Monday, February 25, 2013

Ten Interview Questions for the Next Big Thing - No'u Revilla

Mahalo to the necessary and sharp-as-a-broken-bottle-in-a-bar-fight Jaimie Gusman for the invitation to do this “Next Big Thing.” I first met Jaimie in an undergraduate poetry course, taught by the wonderful Susan Schultz, and have consistently been jolted and fed by her writing.  Here’s my food for thought:
Ten Interview Questions for the Next Big Thing

What is your working title of your book?
The Aubrey.

Where did the idea come from for the book?
            I grew up with some of the most playful and exacting storytellers. As a young girl, it was natural to believe in creatures and gods and shape-shifters, in the land and ocean coming to life. I was taught to believe in women, most of all. So I’ve always gravitated to mermaid stories, always itching to write one of my own. One that was playful and exacting.
The Aubrey is a collection of poems about a young mermaid who leaves the ocean for a pool gig at a luxurious hotel in Maui. The collection takes a kinky, critical look at sex, myth, and tourism in Hawai‘i.

What genre does your book fall under?
            poetry – autobiography – travel – experimental bedtime stories

Which actors would you choose to play your characters in a movie rendition?
Beyond the page, I’d prefer to see The Aubrey as an installation project: amplified poetry meets the Cells of Louise Bourgeois, maybe. Although for the hook-maker’s voice, Kathleen Turner would blow my mind.

What is the one-sentence synopsis of your book?
A mermaid gets a gig at the best hotel in Maui, and people are flooding the pool deck to watch her flip her hair, flick her tail, and kiss pretty Pua with the pearly shells…until a hook-maker arrives and the mermaid vanishes – hold the chlorine, cabana boys, The Aubrey is dirty and awake.

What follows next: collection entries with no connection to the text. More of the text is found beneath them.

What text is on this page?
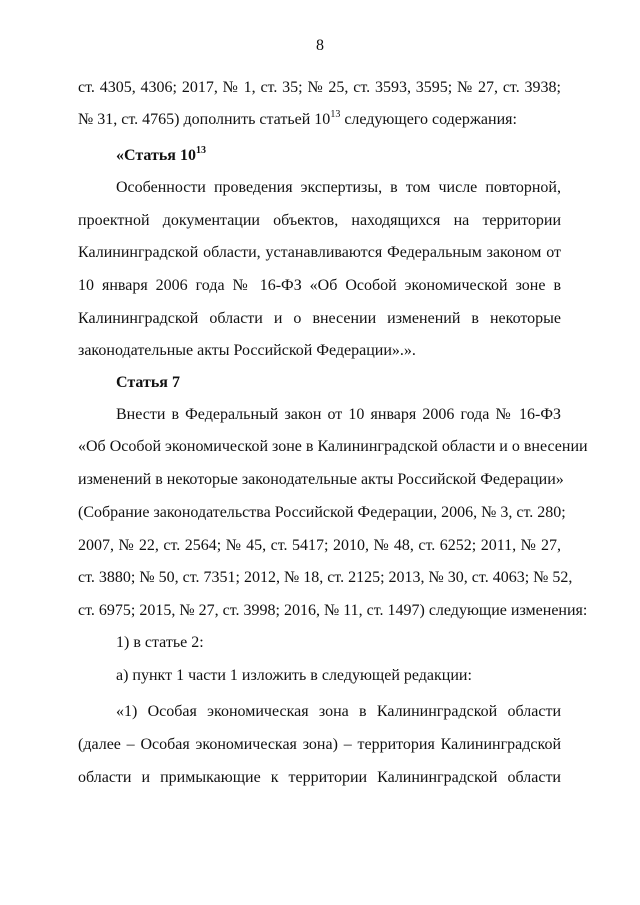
8
ст. 4305, 4306; 2017, № 1, ст. 35; № 25, ст. 3593, 3595; № 27, ст. 3938;
№ 31, ст. 4765) дополнить статьей $10^{13}$ следующего содержания:
«Статья $10^{13}$
Особенности проведения экспертизы, в том числе повторной,
проектной документации объектов, находящихся на территории
Калининградской области, устанавливаются Федеральным законом от
10 января 2006 года № 16-ФЗ «Об Особой экономической зоне в
Калининградской области и о внесении изменений в некоторые
законодательные акты Российской Федерации».».
Статья 7
Внести в Федеральный закон от 10 января 2006 года № 16-ФЗ
«Об Особой экономической зоне в Калининградской области и о внесении
изменений в некоторые законодательные акты Российской Федерации»
(Собрание законодательства Российской Федерации, 2006, № 3, ст. 280;
2007, № 22, ст. 2564; № 45, ст. 5417; 2010, № 48, ст. 6252; 2011, № 27,
ст. 3880; № 50, ст. 7351; 2012, № 18, ст. 2125; 2013, № 30, ст. 4063; № 52,
ст. 6975; 2015, № 27, ст. 3998; 2016, № 11, ст. 1497) следующие изменения:
1) в статье 2:
а) пункт 1 части 1 изложить в следующей редакции:
«1) Особая экономическая зона в Калининградской области
(далее – Особая экономическая зона) – территория Калининградской
области и примыкающие к территории Калининградской области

Will your book be self-published or represented by an agency?
            I like the idea of smuggling Xeroxed copies of it into local high schools when they teach sex-ed. Or into Women’s Studies courses that spare one token week to indigenous women’s writing. Smuggling seems apropos. Yet to be published by a small, committed press would be amazing.

How long did it take you to write the first draft of your manuscript?
            Work in progress / Still swimming.

What other books would you compare this story to within your genre?
            Leche, R. Zamora Linmark
            Dictee, Theresa Hak Kyung Cha
            Autobiography of Red, Anne Carson 
            “The Dancers,” Sia Figiel
            “Sexual Frustration,” Sage Takehiro
            The Book of Jon, Eleni Sikelianos

Who or what inspired you to write this book?
Living in a family of mythic women.
Being a fisherman’s daughter.
Experiencing “the best” hotels in Maui from behind the scenes.
Remembering how I aspired to Disney’s Mermaid when I was little, and needing now to redefine that reach entirely.

What else about your book might pique the reader's interest?
            There’s a thumb-sucker, a hook-maker, and an enigmatic mother who can hold her breath forever. If you appreciate documentary poetry, I play with spa menus, pool signs, mayonnaise jars, and scripts for tour guides. Read The Aubrey poolside. But N O  P I S S I N G allowed.